We can see that using the median order value on the un-preprocessed and preprocessed dataset both yields \\$284 per order :)

---

#### Question 2: For this question you’ll need to use SQL. Follow this link to access the data set required for the challenge. Please use queries to answer the following questions.
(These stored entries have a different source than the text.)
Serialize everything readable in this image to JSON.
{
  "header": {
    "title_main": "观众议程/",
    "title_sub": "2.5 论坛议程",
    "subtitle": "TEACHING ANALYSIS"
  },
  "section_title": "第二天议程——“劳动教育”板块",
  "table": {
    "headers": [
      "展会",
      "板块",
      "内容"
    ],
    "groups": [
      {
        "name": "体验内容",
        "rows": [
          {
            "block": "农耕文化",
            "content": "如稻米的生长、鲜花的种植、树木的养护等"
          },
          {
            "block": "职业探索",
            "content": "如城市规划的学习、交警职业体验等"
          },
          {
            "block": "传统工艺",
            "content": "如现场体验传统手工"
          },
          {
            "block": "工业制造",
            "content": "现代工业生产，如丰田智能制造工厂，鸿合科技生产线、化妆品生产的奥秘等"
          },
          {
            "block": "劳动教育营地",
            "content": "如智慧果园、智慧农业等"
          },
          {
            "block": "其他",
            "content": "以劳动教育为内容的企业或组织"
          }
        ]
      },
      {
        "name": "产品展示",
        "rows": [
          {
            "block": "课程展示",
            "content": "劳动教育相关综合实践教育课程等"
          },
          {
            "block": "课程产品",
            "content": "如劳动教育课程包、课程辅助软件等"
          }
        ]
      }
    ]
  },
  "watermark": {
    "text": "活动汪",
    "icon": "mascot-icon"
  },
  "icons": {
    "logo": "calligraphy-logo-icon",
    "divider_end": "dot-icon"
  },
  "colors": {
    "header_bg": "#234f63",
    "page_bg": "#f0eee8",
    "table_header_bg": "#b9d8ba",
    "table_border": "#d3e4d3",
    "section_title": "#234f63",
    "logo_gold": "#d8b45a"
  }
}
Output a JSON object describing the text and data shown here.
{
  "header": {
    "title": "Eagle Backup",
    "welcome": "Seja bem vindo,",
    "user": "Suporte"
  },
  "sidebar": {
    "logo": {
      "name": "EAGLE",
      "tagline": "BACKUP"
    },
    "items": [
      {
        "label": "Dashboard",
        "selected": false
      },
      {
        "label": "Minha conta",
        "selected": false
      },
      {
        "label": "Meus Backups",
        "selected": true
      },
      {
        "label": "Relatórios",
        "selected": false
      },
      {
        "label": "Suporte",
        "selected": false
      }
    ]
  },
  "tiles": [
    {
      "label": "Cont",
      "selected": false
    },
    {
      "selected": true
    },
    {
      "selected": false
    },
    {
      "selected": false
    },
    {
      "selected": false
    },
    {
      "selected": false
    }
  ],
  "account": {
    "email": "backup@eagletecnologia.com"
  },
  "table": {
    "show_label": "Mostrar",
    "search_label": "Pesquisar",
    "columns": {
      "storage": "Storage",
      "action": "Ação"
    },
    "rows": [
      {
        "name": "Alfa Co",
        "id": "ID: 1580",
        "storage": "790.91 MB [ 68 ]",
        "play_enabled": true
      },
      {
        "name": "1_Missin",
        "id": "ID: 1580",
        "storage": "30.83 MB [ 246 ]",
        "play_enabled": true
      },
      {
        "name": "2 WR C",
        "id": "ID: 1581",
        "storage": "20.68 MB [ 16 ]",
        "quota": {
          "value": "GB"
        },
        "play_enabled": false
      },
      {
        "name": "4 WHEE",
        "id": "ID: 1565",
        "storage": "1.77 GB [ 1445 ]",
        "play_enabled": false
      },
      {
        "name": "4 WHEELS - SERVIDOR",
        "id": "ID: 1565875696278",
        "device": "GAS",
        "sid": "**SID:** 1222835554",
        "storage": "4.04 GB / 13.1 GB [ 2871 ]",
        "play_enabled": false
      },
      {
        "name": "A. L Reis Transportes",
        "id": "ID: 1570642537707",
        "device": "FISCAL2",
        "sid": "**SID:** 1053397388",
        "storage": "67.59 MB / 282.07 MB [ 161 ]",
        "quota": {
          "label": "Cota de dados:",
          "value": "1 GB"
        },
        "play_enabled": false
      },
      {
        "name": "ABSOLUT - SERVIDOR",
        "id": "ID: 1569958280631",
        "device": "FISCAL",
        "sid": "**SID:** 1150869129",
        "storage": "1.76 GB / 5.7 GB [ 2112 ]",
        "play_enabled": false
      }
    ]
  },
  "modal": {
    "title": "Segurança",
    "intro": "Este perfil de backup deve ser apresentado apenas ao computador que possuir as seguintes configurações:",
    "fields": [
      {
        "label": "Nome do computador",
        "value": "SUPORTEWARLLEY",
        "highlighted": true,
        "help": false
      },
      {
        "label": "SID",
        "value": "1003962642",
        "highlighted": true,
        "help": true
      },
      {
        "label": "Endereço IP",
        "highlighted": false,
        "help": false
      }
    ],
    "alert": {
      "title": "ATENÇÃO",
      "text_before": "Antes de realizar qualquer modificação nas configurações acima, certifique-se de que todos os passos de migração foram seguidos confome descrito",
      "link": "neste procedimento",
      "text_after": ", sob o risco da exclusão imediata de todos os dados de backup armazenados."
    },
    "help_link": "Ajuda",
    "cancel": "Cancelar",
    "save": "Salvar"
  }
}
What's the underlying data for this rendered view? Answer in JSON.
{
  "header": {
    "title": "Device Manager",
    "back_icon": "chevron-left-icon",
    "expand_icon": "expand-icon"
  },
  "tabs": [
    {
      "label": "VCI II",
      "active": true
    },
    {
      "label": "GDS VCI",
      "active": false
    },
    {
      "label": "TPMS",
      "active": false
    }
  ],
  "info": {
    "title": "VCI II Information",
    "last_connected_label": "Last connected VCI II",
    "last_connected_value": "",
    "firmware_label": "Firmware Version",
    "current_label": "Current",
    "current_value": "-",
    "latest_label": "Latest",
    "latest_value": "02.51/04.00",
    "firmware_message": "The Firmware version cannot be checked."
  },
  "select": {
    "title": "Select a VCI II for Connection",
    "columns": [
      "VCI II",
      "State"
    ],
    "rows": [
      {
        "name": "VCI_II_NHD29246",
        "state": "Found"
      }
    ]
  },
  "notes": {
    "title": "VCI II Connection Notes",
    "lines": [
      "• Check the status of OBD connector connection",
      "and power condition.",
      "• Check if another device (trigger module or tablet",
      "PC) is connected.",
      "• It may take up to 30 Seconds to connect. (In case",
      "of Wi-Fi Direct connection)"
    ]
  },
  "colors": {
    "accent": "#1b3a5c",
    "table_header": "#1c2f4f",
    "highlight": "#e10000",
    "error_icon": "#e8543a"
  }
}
Paste your queries along with your final numerical answers below.
**1. How many orders were shipped by Speedy Express in total?**

In [None]:
SELECT COUNT(OrderID) 
FROM Orders INNER JOIN Shippers ON Orders.ShipperID=Shippers.ShipperID 
WHERE Shippers.ShipperName="Speedy Express"

**54 orders** were shipped by Speedy Express in total.

My thought is to simply join the "Orders" table with the "Shippers" table and count the number of orders where the shipper name equals to "Speedy Express".

**2. What is the last name of the employee with the most orders?**

In [None]:
SELECT LastName, COUNT(LastName) AS 'EmployeeOccurrence'
FROM Employees INNER JOIN Orders ON Employees.EmployeeID=Orders.EmployeeID 
GROUP BY LastName 
ORDER BY COUNT(LastName) DESC 
LIMIT 1

**Peacock** was the last name of the employee with the most orders, with 40 orders to handle.

My approach to the problem is to join the "Employees" table with the "Orders" table, group the entries by the employees' last name, count the last names and order by descending order, and finally using "LIMIT 1" to select the employee with the most orders. Please note that "COUNT(LastName) AS 'EmployeeOccurrence'" is not really required, but only used for my own debugging.

**3. What product was ordered the most by customers in Germany?**

In [None]:
SELECT ProductName, SUM(Quantity) AS 'TotalQuantity'
FROM Orders
LEFT JOIN Customers ON Orders.CustomerID=Customers.CustomerID 
LEFT JOIN OrderDetails ON Orders.OrderID=OrderDetails.OrderID
LEFT JOIN Products ON OrderDetails.ProductID=Products.ProductID
WHERE Country='Germany'
GROUP BY OrderDetails.ProductID 
ORDER BY SUM(Quantity) DESC
LIMIT 1

**Boston Crab Meat** was ordered the most by customers in Germany, at 160 in total quantity.

My thought process is to left join the 'Orders' table with 'Customers', 'OrderDetails', and 'Products' in the order, and this will give me a joined table with all the columns I need. Then, from the joined table, I select the entries in which the customer country is Germany, group them by product ID and order the products based on the sum of order quantity in descending order. By limiting the selected entry to 1 with "LIMIT 1", a trick which I used for the previous problem, I'm able to query the product that was ordered the most by German customers.